Programme Notes - Musical Director (St Matthew Passion)
Posted: 25th February 2019
For the concert on 9 March 2019:
It is a privilege to welcome you to our performance of J.S. Bach’s St Matthew Passion this evening and it is particularly special to be finally performing this great work given the unexpected weather that forced us to cancel this event in March 2018. It has felt like a long journey to get to this point and we are extremely grateful for your support.
I was passionate when undertaking this exciting challenge that we must aim to communicate the emotion and context of this incredible work of art. To this end, I have been encouraging the choir to memorise sections of the music that they are comfortable with in order to better communicate the wide range of feeling present in the St Matthew Passion – be it anger or sorrow, hope or love, the St Matthew Passion has it all, taking us on an emotional rollercoaster in the context of Jesus’ final days leading up to his crucifixion.

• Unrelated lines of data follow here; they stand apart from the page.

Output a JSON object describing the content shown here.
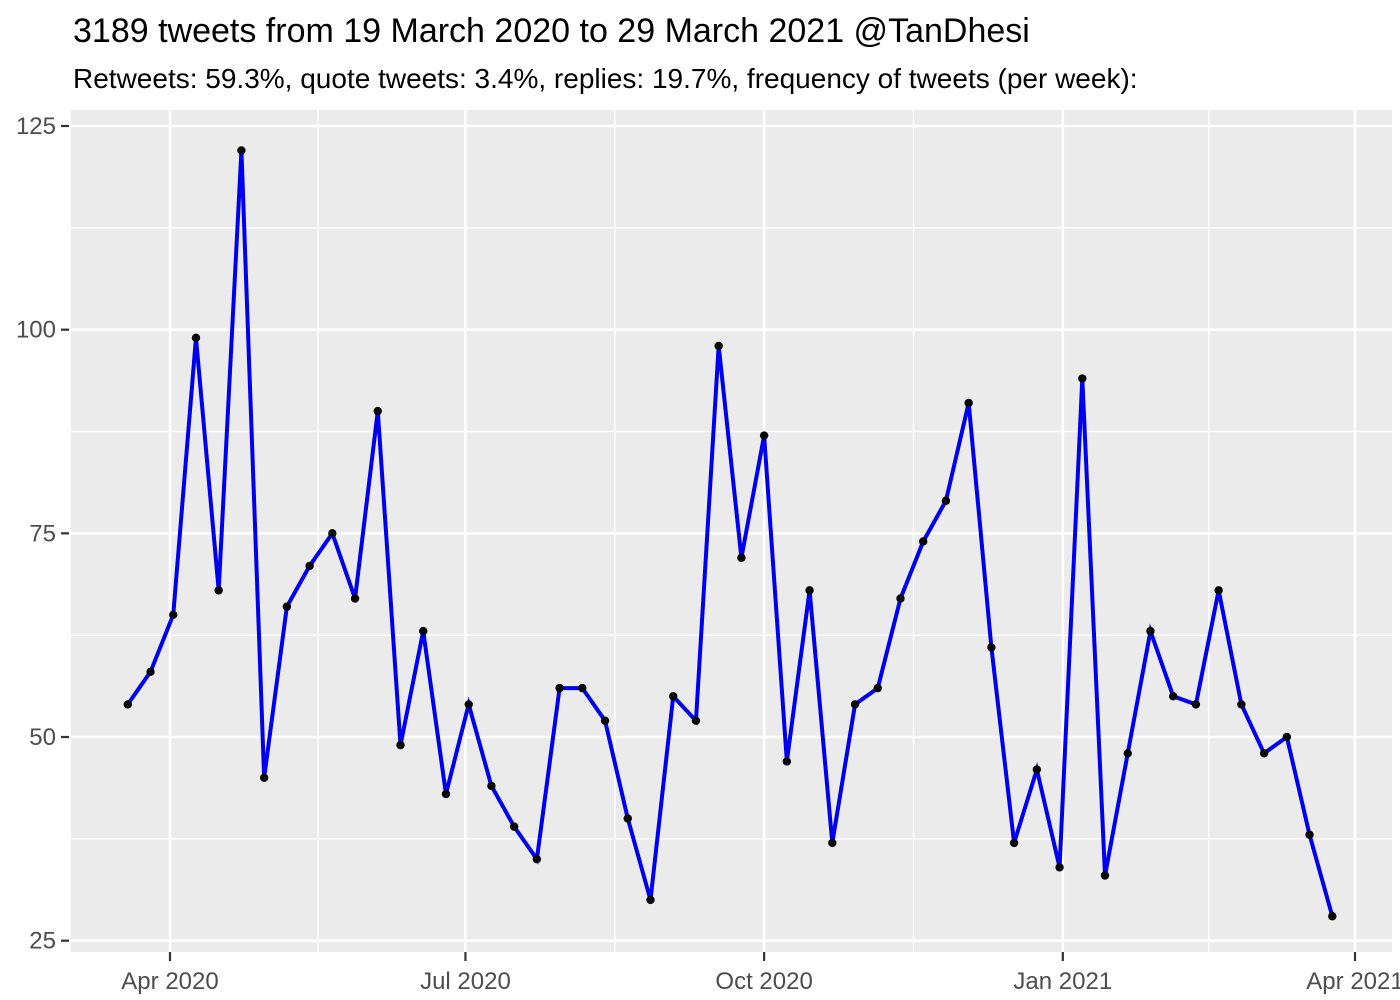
{
  "title": "3189 tweets from 19 March 2020 to 29 March 2021 @TanDhesi",
  "subtitle": "Retweets: 59.3%, quote tweets: 3.4%, replies: 19.7%, frequency of tweets (per week):",
  "colors": {
    "line": "#0000F0",
    "marker": "#060606",
    "panel_bg": "#EBEBEB",
    "grid": "#FFFFFF",
    "axis_text": "#4D4D4D",
    "tick": "#333333",
    "title_text": "#000000",
    "background": "#FFFFFF"
  },
  "chart_data": {
    "type": "line",
    "series_name": "tweets per week",
    "x": [
      "2020-03-19",
      "2020-03-26",
      "2020-04-02",
      "2020-04-09",
      "2020-04-16",
      "2020-04-23",
      "2020-04-30",
      "2020-05-07",
      "2020-05-14",
      "2020-05-21",
      "2020-05-28",
      "2020-06-04",
      "2020-06-11",
      "2020-06-18",
      "2020-06-25",
      "2020-07-02",
      "2020-07-09",
      "2020-07-16",
      "2020-07-23",
      "2020-07-30",
      "2020-08-06",
      "2020-08-13",
      "2020-08-20",
      "2020-08-27",
      "2020-09-03",
      "2020-09-10",
      "2020-09-17",
      "2020-09-24",
      "2020-10-01",
      "2020-10-08",
      "2020-10-15",
      "2020-10-22",
      "2020-10-29",
      "2020-11-05",
      "2020-11-12",
      "2020-11-19",
      "2020-11-26",
      "2020-12-03",
      "2020-12-10",
      "2020-12-17",
      "2020-12-24",
      "2020-12-31",
      "2021-01-07",
      "2021-01-14",
      "2021-01-21",
      "2021-01-28",
      "2021-02-04",
      "2021-02-11",
      "2021-02-18",
      "2021-02-25",
      "2021-03-04",
      "2021-03-11",
      "2021-03-18",
      "2021-03-25"
    ],
    "values": [
      54,
      58,
      65,
      99,
      68,
      122,
      45,
      66,
      71,
      75,
      67,
      90,
      49,
      63,
      43,
      54,
      44,
      39,
      35,
      56,
      56,
      52,
      40,
      30,
      55,
      52,
      98,
      72,
      87,
      47,
      68,
      37,
      54,
      56,
      67,
      74,
      79,
      91,
      61,
      37,
      46,
      34,
      94,
      33,
      48,
      63,
      55,
      54,
      68,
      54,
      48,
      50,
      38,
      28
    ],
    "x_ticks": [
      {
        "label": "Apr 2020",
        "date": "2020-04-01"
      },
      {
        "label": "Jul 2020",
        "date": "2020-07-01"
      },
      {
        "label": "Oct 2020",
        "date": "2020-10-01"
      },
      {
        "label": "Jan 2021",
        "date": "2021-01-01"
      },
      {
        "label": "Apr 2021",
        "date": "2021-04-01"
      }
    ],
    "y_ticks": [
      25,
      50,
      75,
      100,
      125
    ],
    "ylim": [
      23,
      127
    ],
    "xlim": [
      "2020-03-01",
      "2021-04-12"
    ],
    "grid": true,
    "legend": "none",
    "total_tweets_shown_in_title": 3189
  }
}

Any performance of a Bach passion is inextricably linked with the liturgy of Good Friday and the striking theatre of the ‘Service of the Lord’s Passion’. There has often been a suggestion among commentators that J.S. Bach was a composer for the church whilst Handel preferred the theatre. Whilst this may have some truth to it, it certainly does not infer that Bach’s works are devoid of drama and narrative – quite the opposite! Anyone who has experienced the drama of a St Matthew Passion on Good Friday would surely agree. In fact, in my opinion, J.S. Bach has set Picander’s stunning libretto in a way which outdoes most Baroque opera in its sheer variety of form, characterisation and storytelling.

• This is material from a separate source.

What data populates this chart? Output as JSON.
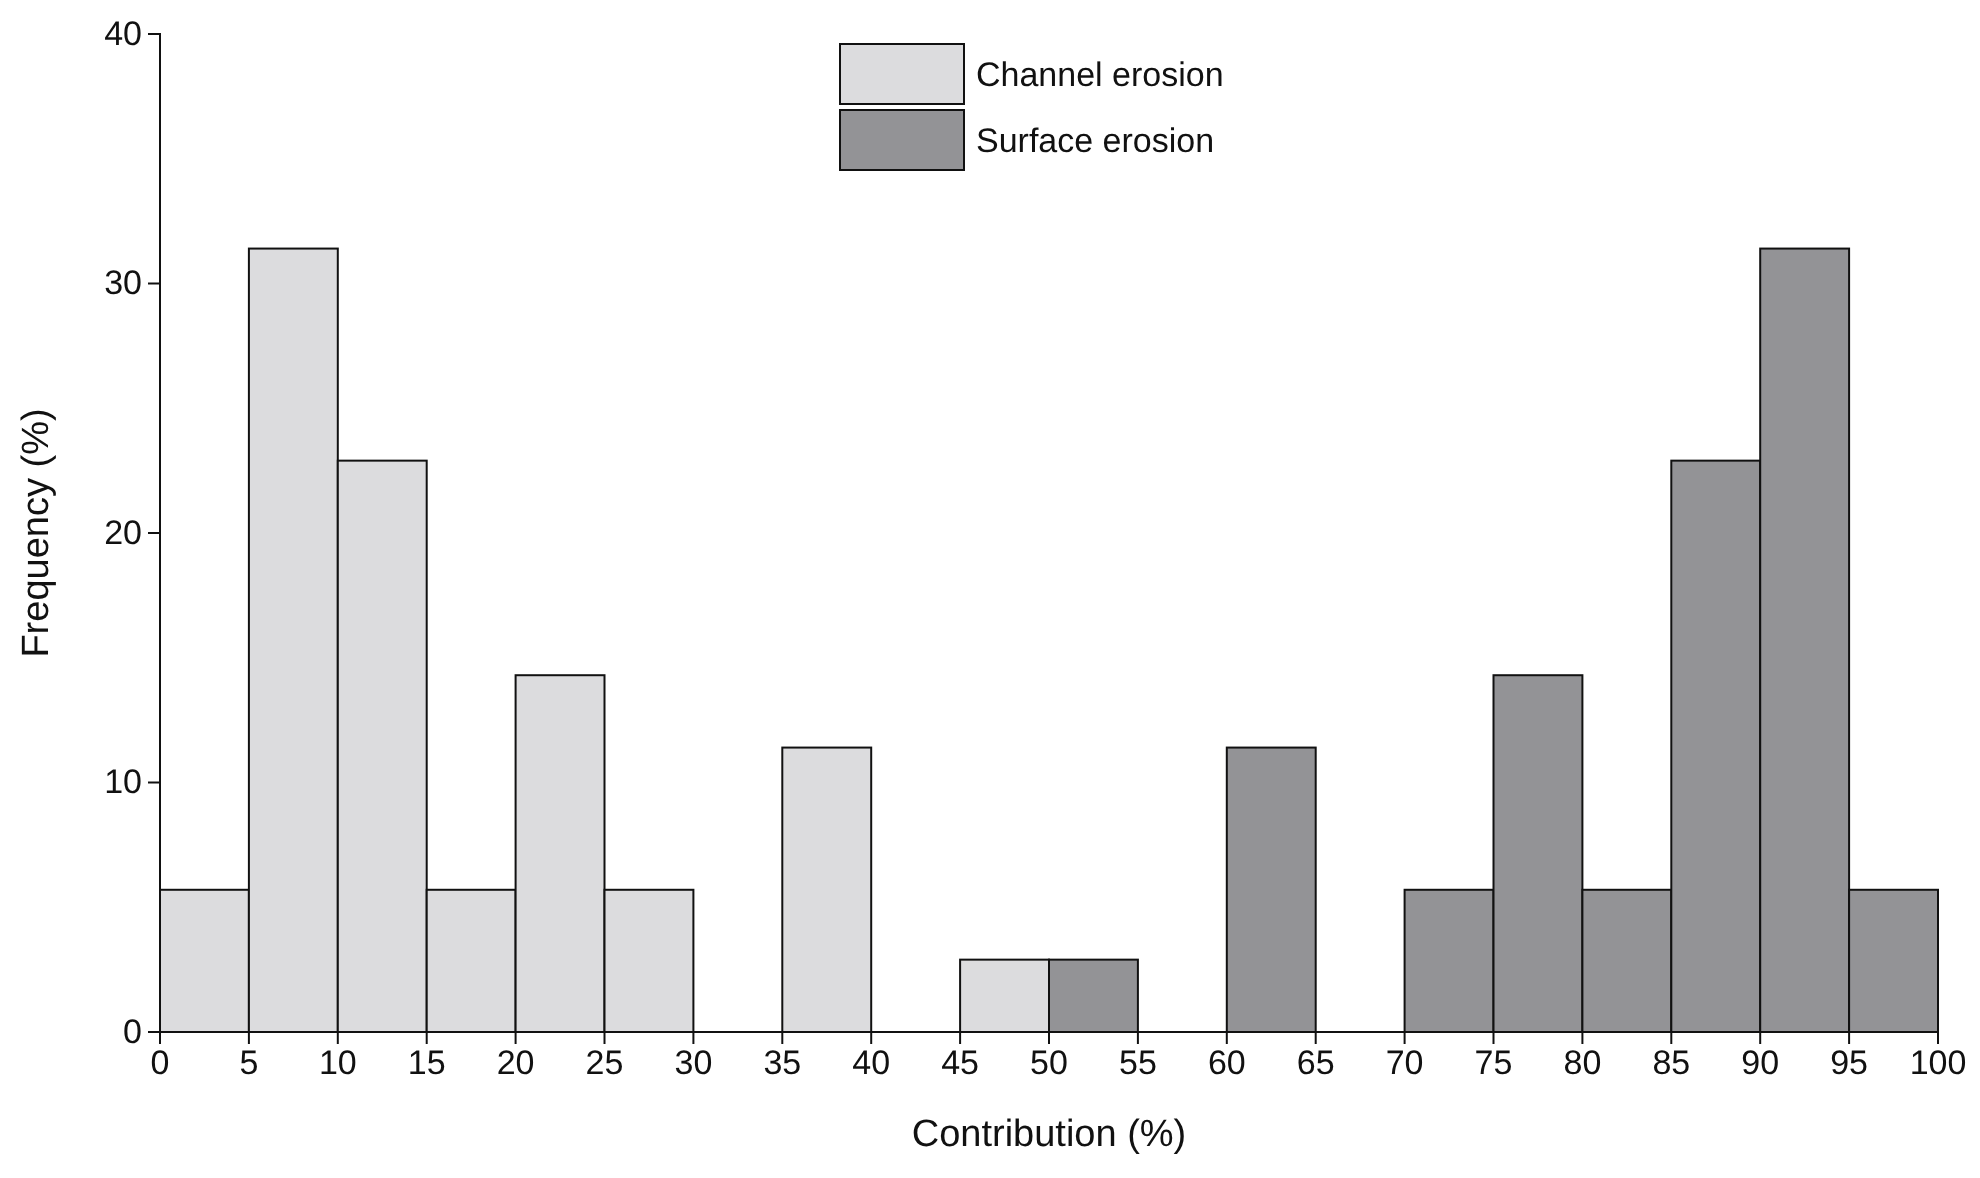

As a choral scholar at Exeter Cathedral, I vividly remember my first Good Friday – perhaps more so than my first Christmas. The striking image of the Canons lying face down on the ground at the altar was deeply moving. The congregation are then invited to come up and pay their own respects at the cross for the ultimate sacrifice of Jesus Christ. The choir always sang The Reproaches by John Sanders whilst this occurred, and this was probably the first time I understood the immense synergy between Liturgy and Music. Whilst The Reproaches are a vivid accompaniment to the adoration of the cross, the reciting of the Lord’s Passion precedes this, and it is often not practical to perform a Bach passion in its entirety as it is around three hours in length with no cuts. Tonight, we present an abridged version but one which hopefully maintains the integrity of the narrative.

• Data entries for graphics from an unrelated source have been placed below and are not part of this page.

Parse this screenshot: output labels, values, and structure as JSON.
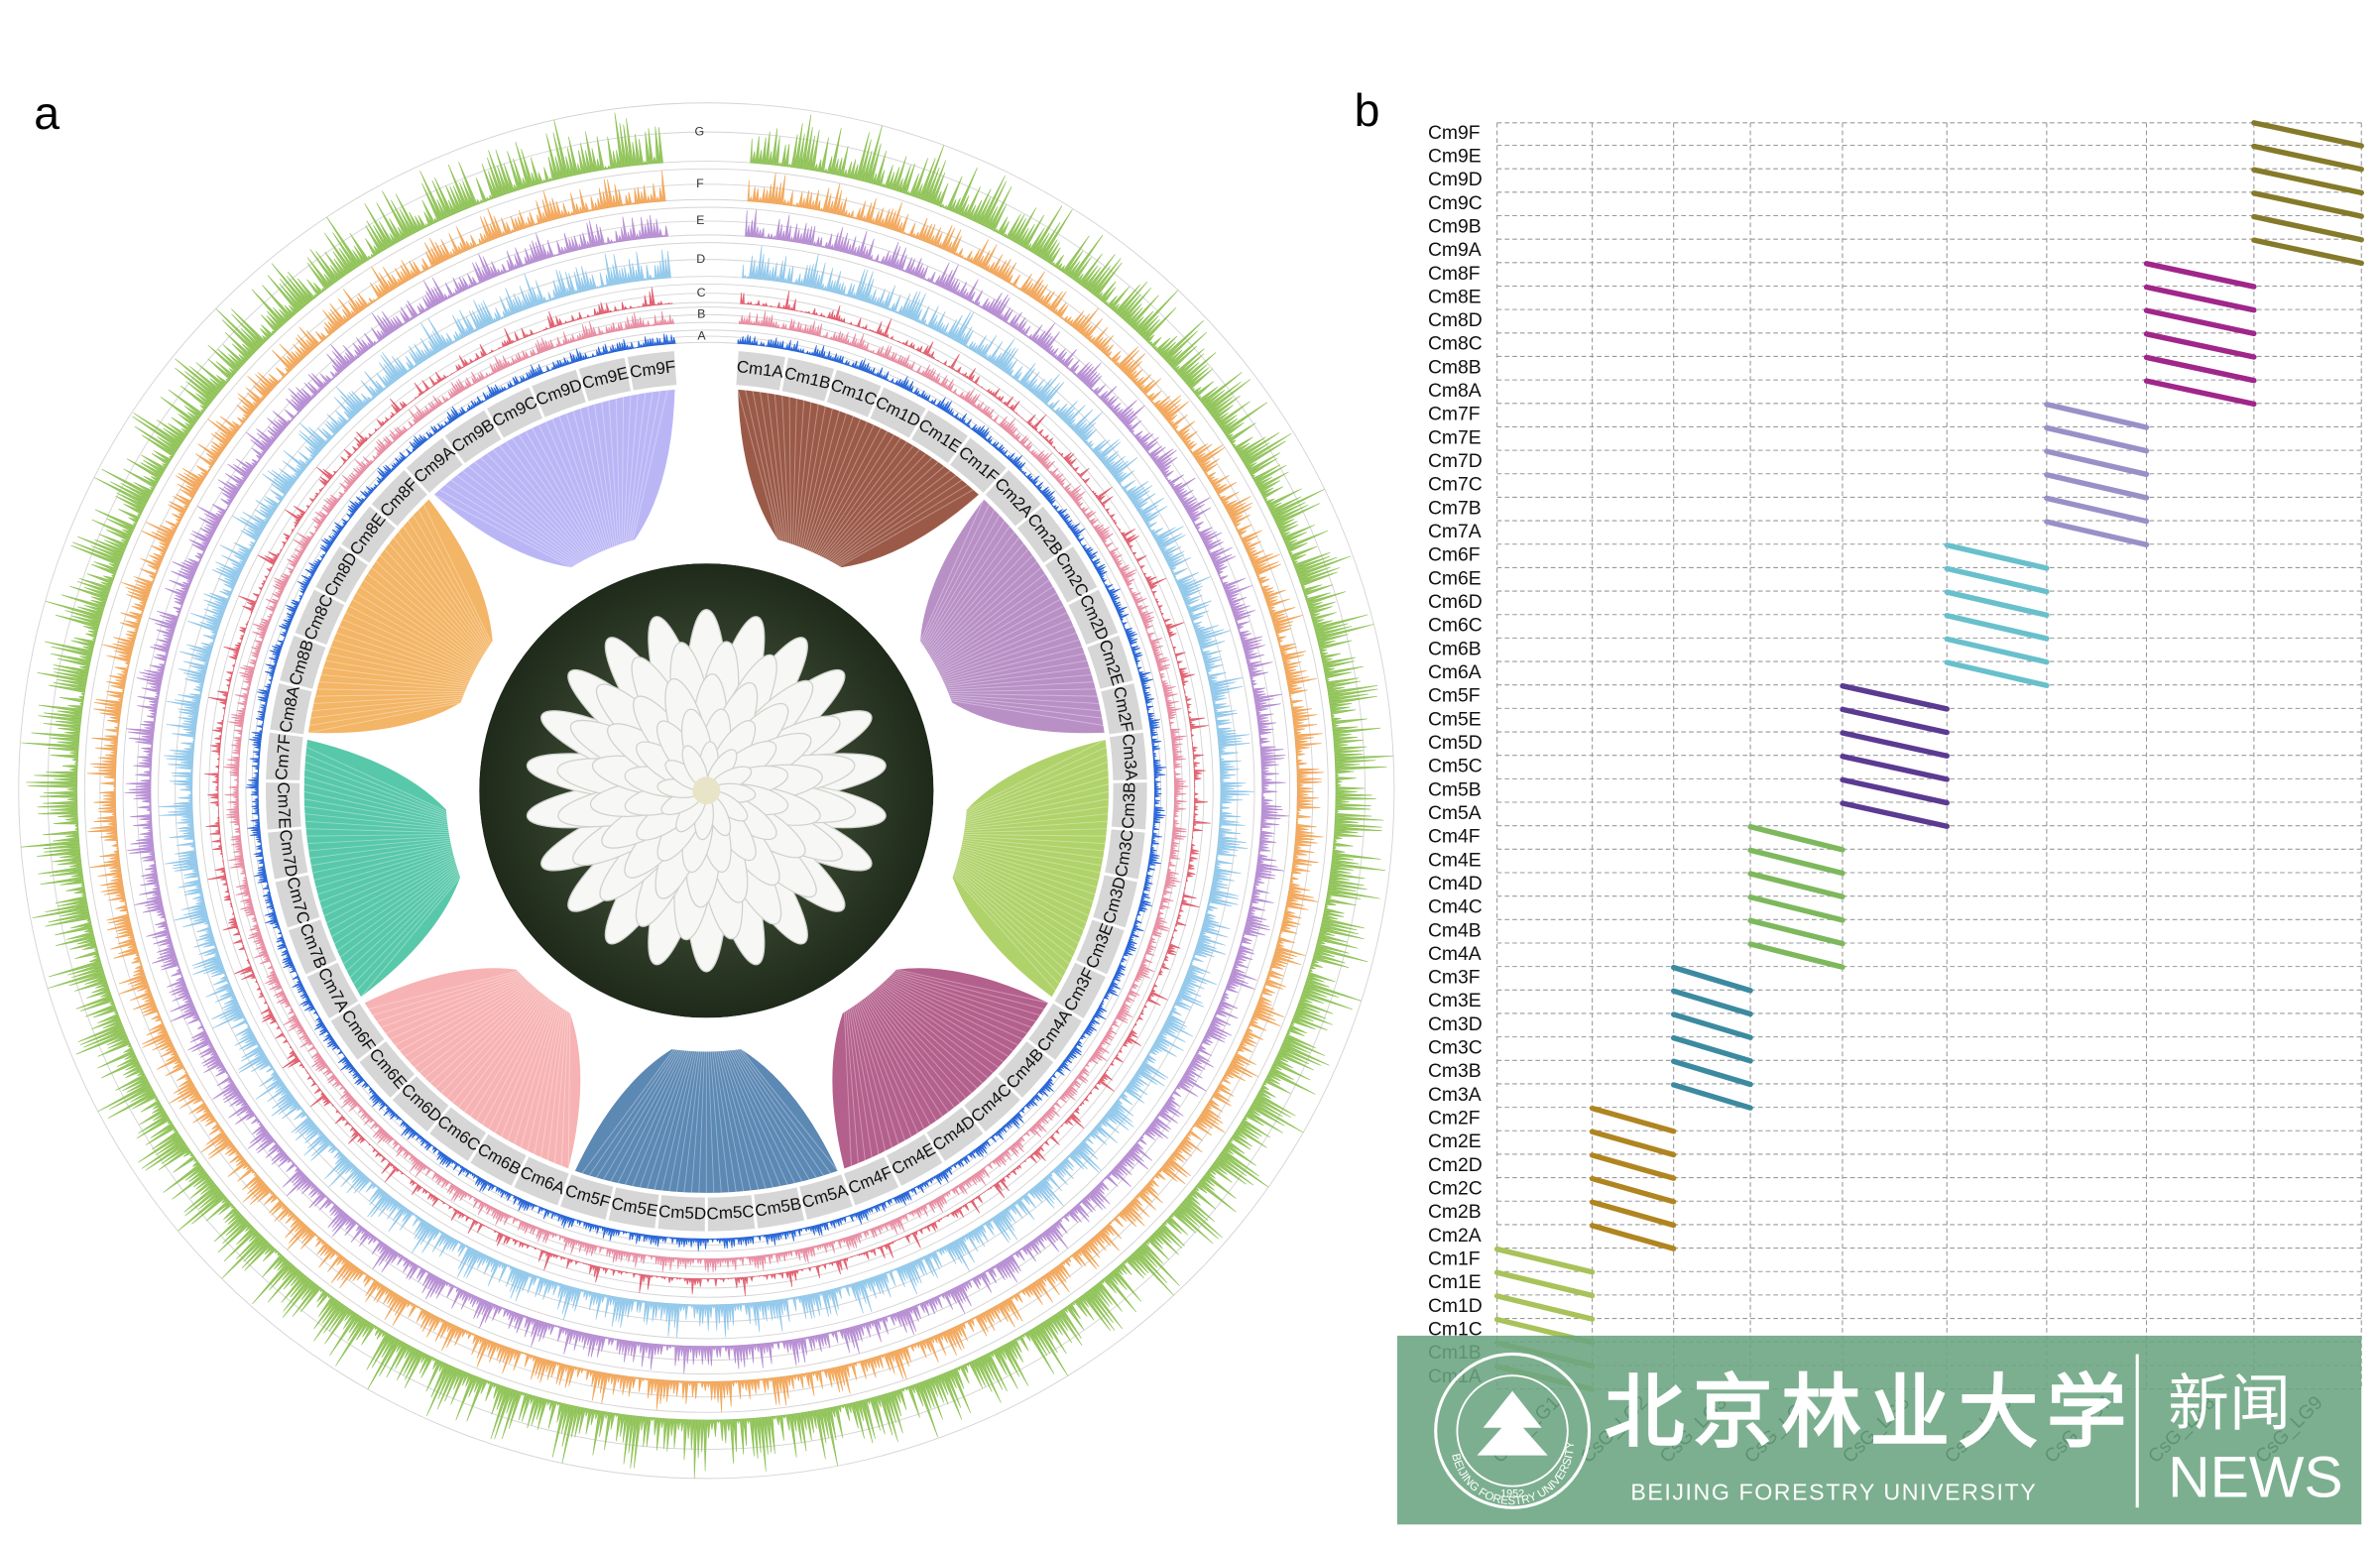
{
  "panel_a": {
    "label": "a",
    "track_labels": [
      "A",
      "B",
      "C",
      "D",
      "E",
      "F",
      "G"
    ],
    "track_colors": [
      "#1f5fd6",
      "#e88aa0",
      "#e05a6a",
      "#8ec6ea",
      "#b48ad2",
      "#f2a455",
      "#8cc152"
    ],
    "chromosomes": [
      "Cm1A",
      "Cm1B",
      "Cm1C",
      "Cm1D",
      "Cm1E",
      "Cm1F",
      "Cm2A",
      "Cm2B",
      "Cm2C",
      "Cm2D",
      "Cm2E",
      "Cm2F",
      "Cm3A",
      "Cm3B",
      "Cm3C",
      "Cm3D",
      "Cm3E",
      "Cm3F",
      "Cm4A",
      "Cm4B",
      "Cm4C",
      "Cm4D",
      "Cm4E",
      "Cm4F",
      "Cm5A",
      "Cm5B",
      "Cm5C",
      "Cm5D",
      "Cm5E",
      "Cm5F",
      "Cm6A",
      "Cm6B",
      "Cm6C",
      "Cm6D",
      "Cm6E",
      "Cm6F",
      "Cm7A",
      "Cm7B",
      "Cm7C",
      "Cm7D",
      "Cm7E",
      "Cm7F",
      "Cm8A",
      "Cm8B",
      "Cm8C",
      "Cm8D",
      "Cm8E",
      "Cm8F",
      "Cm9A",
      "Cm9B",
      "Cm9C",
      "Cm9D",
      "Cm9E",
      "Cm9F"
    ],
    "group_colors": [
      "#9b5a48",
      "#b890c6",
      "#b0d26a",
      "#b4608c",
      "#5c88b4",
      "#f7b3b3",
      "#58c8aa",
      "#f3b566",
      "#bab6f6"
    ]
  },
  "panel_b": {
    "label": "b",
    "chromosomes": [
      "Cm1A",
      "Cm1B",
      "Cm1C",
      "Cm1D",
      "Cm1E",
      "Cm1F",
      "Cm2A",
      "Cm2B",
      "Cm2C",
      "Cm2D",
      "Cm2E",
      "Cm2F",
      "Cm3A",
      "Cm3B",
      "Cm3C",
      "Cm3D",
      "Cm3E",
      "Cm3F",
      "Cm4A",
      "Cm4B",
      "Cm4C",
      "Cm4D",
      "Cm4E",
      "Cm4F",
      "Cm5A",
      "Cm5B",
      "Cm5C",
      "Cm5D",
      "Cm5E",
      "Cm5F",
      "Cm6A",
      "Cm6B",
      "Cm6C",
      "Cm6D",
      "Cm6E",
      "Cm6F",
      "Cm7A",
      "Cm7B",
      "Cm7C",
      "Cm7D",
      "Cm7E",
      "Cm7F",
      "Cm8A",
      "Cm8B",
      "Cm8C",
      "Cm8D",
      "Cm8E",
      "Cm8F",
      "Cm9A",
      "Cm9B",
      "Cm9C",
      "Cm9D",
      "Cm9E",
      "Cm9F"
    ],
    "linkage_groups": [
      "CsG_LG1",
      "CsG_LG2",
      "CsG_LG3",
      "CsG_LG4",
      "CsG_LG5",
      "CsG_LG6",
      "CsG_LG7",
      "CsG_LG8",
      "CsG_LG9"
    ],
    "group_colors": [
      "#a9c25a",
      "#b08520",
      "#3c8aa0",
      "#7db85c",
      "#5b3a92",
      "#68c0cc",
      "#9a90c8",
      "#a0268a",
      "#857a2a"
    ]
  },
  "watermark": {
    "university_cn": "北京林业大学",
    "university_en": "BEIJING FORESTRY UNIVERSITY",
    "seal_text": "BEIJING FORESTRY UNIVERSITY",
    "seal_year": "1952",
    "news_cn": "新闻",
    "news_en": "NEWS"
  }
}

One of the mission statements of the Exeter Bach Society constitution is to further the education of J.S. Bach and his contemporaries among the community and it is in this light that we are delighted to welcome the choir of St. Peter’s School, Lympstone to sing the Ripieno chorus and several other selected movements. Engaging young people with classical music is a mission close to my heart and I’m very grateful to Chris Hoban (Director of Music) for finding time in their busy schedule. In addition, it has been great to collaborate with Exeter Chorale and their Musical Director – Simon Dunbavand. After the cancellation of last year’s event due to snow, I needed to replace one of the choirs who subsequently pulled out and I couldn’t have asked for a more professional and dedicated group of amateur singers to take on the challenge. They have been a pleasure to work with and I hope they have enjoyed the experience.
I believe that any concert performance of the St Matthew Passion should engage the audience with the narrative and transport them to the liturgy of Good Friday irrespective of whether you have experienced this service yourself. This should be true regardless of your beliefs; we can all relate to sacrificing the needs of ourselves to help others and the importance of the forgiveness of sins. As such, we have decided to sing the chorales in English to enhance audience engagement.
I am extremely grateful to all the soloists and the Exeter Bach Society Orchestra for their time and commitment and I would particularly like to thank the committee for their help in the preparation of this concert. Please refrain from applause at the end of the first half and please allow a moment of reflection at the end of the concert before applauding. I look forward to meeting you following the performance.